Mr. Mukasey Finds His Groove

I’ve been pretty supportive of Judge Michael Mukasey’s nomination for Attorney General.  I  posted about him before it was announced, while he was being  dissected by the media, and as he was  first subjected to Senate interrogation.  While these haven’t been my most popular posts, I felt they were important enough, and that I had enough of a personal perspective about Judge Mukasey, to merit my continued attention.

I don’t feel as good about it today.  According to the New York Times, Judge Mukasey’s second day of questioning by the Senate Judiciary Committee went very differently than his first.  The bright line of day 1 blurred into a semantic position on day 2.  Suddenly, while torture was still wrong, what constituted torture became all fuzzy and equivocal.

Pushed by Senator Patrick Leahy, the powers of the President, subject to the law on day 1, became subject to interpretation of the law on day 2.   No longer did Judge Mukasey offer clear, precise answers to discrete questions. 

The nominee was asked whether something happened between day 1 and day 2.


“In your answers yesterday, there was a very bright line on questions of torture and the ability of an executive, or inability of an executive, to ignore the law,” Mr.
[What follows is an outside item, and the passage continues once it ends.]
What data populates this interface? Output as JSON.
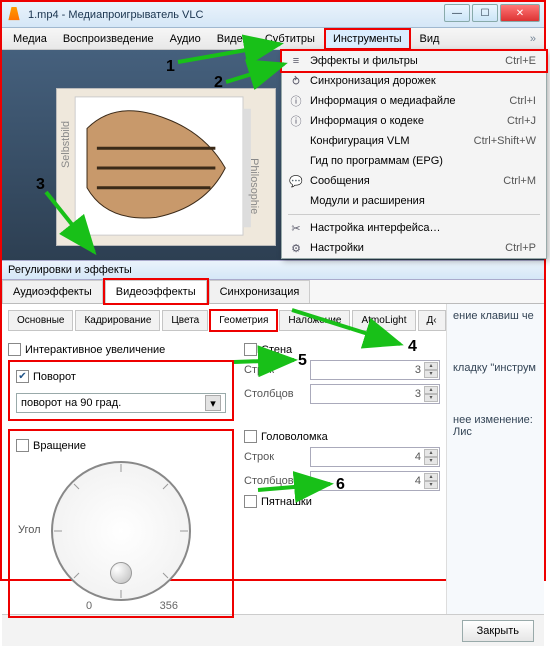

Leahy said. “That seems nowhere near as bright a line today, and maybe I just don’t understand.”


“I don’t know whether you received some criticism from anybody in the administration last night after your testimony,” he said, “but I sensed a difference, and a number of people here, Republican and Democratic alike, have sensed a difference.”



The Judge Mukasey I knew would never had allowed me to waffle like this under his questioning.  He would have nailed me to the wall, and properly so.  Hiding behind semantic distinctions is exactly the sort of garbage positions that his predecessor did, although Alberto also had a remarkably poor memory when push came to shove. 
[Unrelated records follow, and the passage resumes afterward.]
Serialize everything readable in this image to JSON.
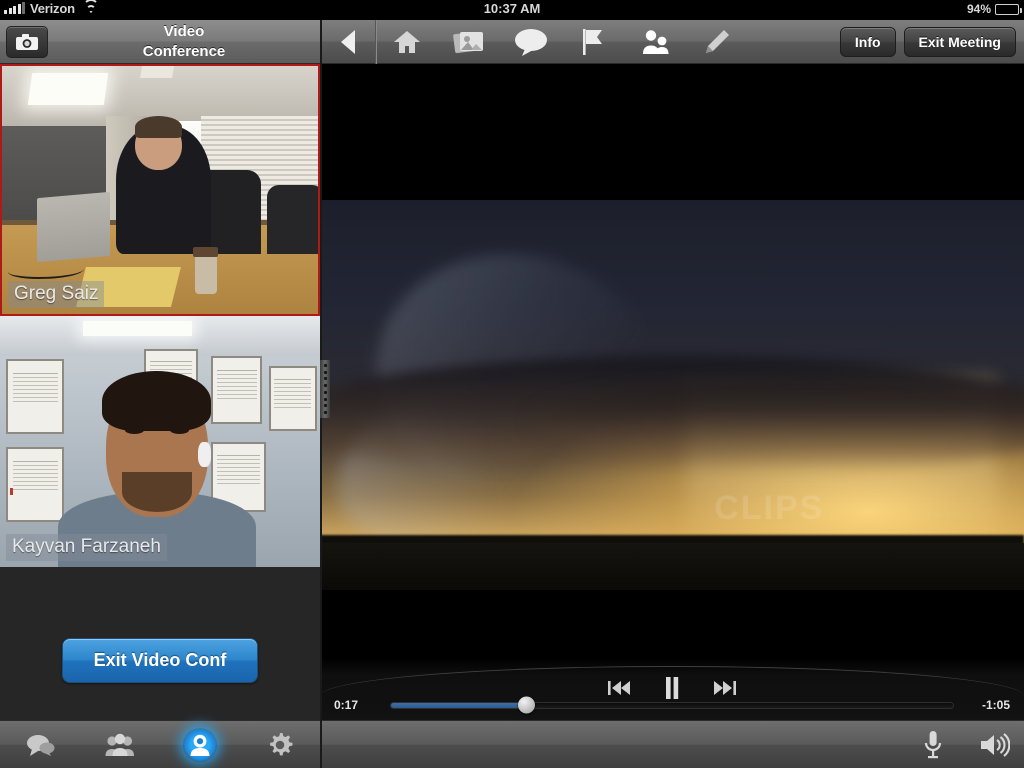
{
  "status_bar": {
    "carrier": "Verizon",
    "time": "10:37 AM",
    "battery_percent": "94%",
    "signal_icon": "signal-bars-icon",
    "wifi_icon": "wifi-icon",
    "battery_icon": "battery-icon"
  },
  "sidebar": {
    "title_line1": "Video",
    "title_line2": "Conference",
    "camera_button_icon": "camera-icon",
    "participants": [
      {
        "name": "Greg Saiz",
        "active_speaker": true
      },
      {
        "name": "Kayvan Farzaneh",
        "active_speaker": false
      }
    ],
    "exit_video_conf_label": "Exit Video Conf",
    "tabs": [
      {
        "name": "chat",
        "icon": "chat-bubbles-icon",
        "active": false
      },
      {
        "name": "participants",
        "icon": "people-group-icon",
        "active": false
      },
      {
        "name": "video",
        "icon": "webcam-icon",
        "active": true
      },
      {
        "name": "settings",
        "icon": "gear-icon",
        "active": false
      }
    ],
    "active_border_color": "#b11818"
  },
  "toolbar": {
    "back_icon": "back-arrow-icon",
    "items": [
      {
        "name": "home",
        "icon": "home-icon"
      },
      {
        "name": "photos",
        "icon": "photos-icon"
      },
      {
        "name": "chat",
        "icon": "chat-bubble-icon"
      },
      {
        "name": "flag",
        "icon": "flag-icon"
      },
      {
        "name": "participants",
        "icon": "people-icon"
      },
      {
        "name": "annotate",
        "icon": "pen-icon"
      }
    ],
    "info_label": "Info",
    "exit_meeting_label": "Exit Meeting"
  },
  "player": {
    "current_time": "0:17",
    "remaining_time": "-1:05",
    "progress_percent": 24,
    "state": "playing",
    "rewind_icon": "rewind-icon",
    "pause_icon": "pause-icon",
    "forward_icon": "fast-forward-icon",
    "scrubber_fill_color": "#3c6fa8",
    "watermark": "CLIPS"
  },
  "bottom_bar": {
    "microphone_icon": "microphone-icon",
    "speaker_icon": "speaker-icon"
  },
  "splitter": {
    "icon": "drag-handle-icon"
  }
}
But Judge Mukasey knows nothing about what is delightfully called “waterboarding,” a water torture method that is given a name to make it sound like an Olympic sport.  Are we to believe that he was not prepped on the various interrogation techniques that would, without a shadow of a doubt, be the subject of his questioning?  Judge Mukasey responded to questioning by stating:

“I don’t know what is involved in the technique,” Mr. Mukasey replied. “If waterboarding is torture, torture is not constitutional.”


See it for yourself.




This answer is not credible.  It’s not even remotely credible.  This is very disappointing, since the Senate Judiciary Committee will approve the nomination and send it to the full Senate for fast-track approval.  And Judge Mukasey said something that no one can reasonably believe to be true.  Today is a new day.  I hope the Mukasey that appears for questioning will be the one I think was nominated for AG, and not the one who showed up yesterday.

A little more of day 2 that might prove disconcerting.

4 thoughts on “Mr. Mukasey Finds His Groove

  1. rick geiger

    Scott,

    While there are politics in law, law is not politics. The judge gave a political answer to a pointedly political question. His questioners are highly partisan and his response was demure. Would you want him to say at a public hearing that no matter what the circumstances are, e.g. there is a nuclear bomb in NYC that will go off if 2 hours and the guy being questioned you are 99.9% knows where the bomb is, we would be unwilling to do what is necessary to get the information to stop the nuke?? Any president that had that policy would not be doing his Constitutional duty.

  2. SHG

    Sorry, but the question just wasn’t all that hard to answer.  For Judge Mukasey to claim he doesn’t know what “waterboarding” is was simply not credible.  I found the questions pretty straight forward.  I found the answer hardly demure.  It was an effort at politics, from someone not particularly well practiced, but what we don’t need in DOJ today is some rookie politico.  We need integrity.  If this is nothing more than another round of partisan politics, then I’m wasting my time.

    As for the Jack Bauer argument, that makes for great TV but one very bad nation.  If you’re right, then there is no Constitution.  Not for the terrorist.  Not for me.  Not for you.

  3. rick geiger

    People get killed and murdered by terrorists in real life every day, if you only experience that on television, trust me, it is not the same. Thankfully, we don’t, too often, experience that fear of death and torture here. But what if there had been not only 9/11, but also, 9/12, and 9/13 and 9/14…..until even 10/19/07??? Do you think you would feel the same way? I doubt it. And in fact you may not have gotten the chance the way nearly 3000 people no longer have the chance to tell their views. Integrity is telling the truth as you see it, not some pie in the sky wishful thinking based on the premise that we will never experience deadly fear for the lives of our families in our homes. In the real world, US president’s have the responsibility to maintain our opportunity for life. And the old chestnut about losing the constitution by protecting our country from real physical threats just does not cut it anymore. Here is a better old chestnut: The Constitution is not a suicide pact.

    On 9/11 someone told me that when people tell you repeatedly that they want to kill you and they are every day trying to get the means to do it, you probably should take them seriously.